“From the archive, 24 July 1930: Women free to swim without fear of arrest”

“Few realise the hard work that their mothers and grandmothers have had to get the taboo removed from fresh-water swimming for women. I remember how bitter it was in our childhood to be told, when we saw our brothers going joyously out to swim in any river or pond handy: “Little ladies may only bathe in the sea; God made the canals and rivers for boys. You are very rude girls to want to go.”
Even last century the logical mind of girlhood asked: “Why is salt water more moral than fresh?” In the tropical days of the summer of 1881, with the thermometer soaring into the eighties a poor woman of Coal Court, Drury Lane, was seen bathing in the lake, arrested at once by a scandalised policeman, and dragged before a magistrate, while 200 male persons were left happily swimming.
The bright young people of that day were deeply moved at such injustice, at such a scandalous example of laws made by men for men. The leaven of sex equality was working in our veins; we were out for the “right to swim” as well as the “right to vote.”…

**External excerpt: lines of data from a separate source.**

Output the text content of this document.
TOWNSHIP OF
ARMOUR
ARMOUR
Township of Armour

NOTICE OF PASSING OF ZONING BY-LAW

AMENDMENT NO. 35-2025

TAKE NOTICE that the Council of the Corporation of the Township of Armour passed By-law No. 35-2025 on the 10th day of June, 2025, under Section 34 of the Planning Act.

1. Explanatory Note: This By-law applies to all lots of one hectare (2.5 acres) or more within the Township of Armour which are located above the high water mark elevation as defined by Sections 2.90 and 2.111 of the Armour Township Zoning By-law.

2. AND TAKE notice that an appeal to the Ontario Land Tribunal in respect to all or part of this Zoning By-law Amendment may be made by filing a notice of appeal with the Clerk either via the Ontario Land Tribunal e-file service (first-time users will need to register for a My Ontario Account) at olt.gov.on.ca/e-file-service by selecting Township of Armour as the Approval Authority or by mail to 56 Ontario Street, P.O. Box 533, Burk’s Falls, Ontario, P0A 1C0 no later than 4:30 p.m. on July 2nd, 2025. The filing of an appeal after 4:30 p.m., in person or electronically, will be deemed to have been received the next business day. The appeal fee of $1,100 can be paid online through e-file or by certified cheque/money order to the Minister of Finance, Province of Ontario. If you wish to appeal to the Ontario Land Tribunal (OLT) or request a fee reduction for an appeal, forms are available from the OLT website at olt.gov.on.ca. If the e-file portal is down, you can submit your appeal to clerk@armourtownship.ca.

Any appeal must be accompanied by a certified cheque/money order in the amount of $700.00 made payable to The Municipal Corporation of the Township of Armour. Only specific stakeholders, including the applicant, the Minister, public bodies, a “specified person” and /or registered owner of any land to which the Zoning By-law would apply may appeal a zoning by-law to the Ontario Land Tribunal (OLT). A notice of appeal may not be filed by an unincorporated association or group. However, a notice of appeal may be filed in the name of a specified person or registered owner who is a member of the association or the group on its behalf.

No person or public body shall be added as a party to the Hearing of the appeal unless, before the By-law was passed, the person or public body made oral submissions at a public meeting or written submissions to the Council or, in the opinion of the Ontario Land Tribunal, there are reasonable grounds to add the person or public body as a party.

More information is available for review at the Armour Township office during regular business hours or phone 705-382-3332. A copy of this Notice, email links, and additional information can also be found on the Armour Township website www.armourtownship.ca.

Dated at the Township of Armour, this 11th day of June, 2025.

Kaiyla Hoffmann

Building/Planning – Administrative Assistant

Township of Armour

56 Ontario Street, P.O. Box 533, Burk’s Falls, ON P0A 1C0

In North London a few enthusiasts worked hard for years to get some of the Heath ponds open for women at least one day a week. At the first informal meeting our plan was mocked out of court. All the men present sat back in their chairs and roared with laughter at the very thought. The crowds would be so great on the banks that people would be crushed to death, and the tramways and North London Railway would run special excursions to see such a sight. However, we worked on, heedless of ridicule, owing much to the influence of the few women on the L.C.C. and the Borough Councils.”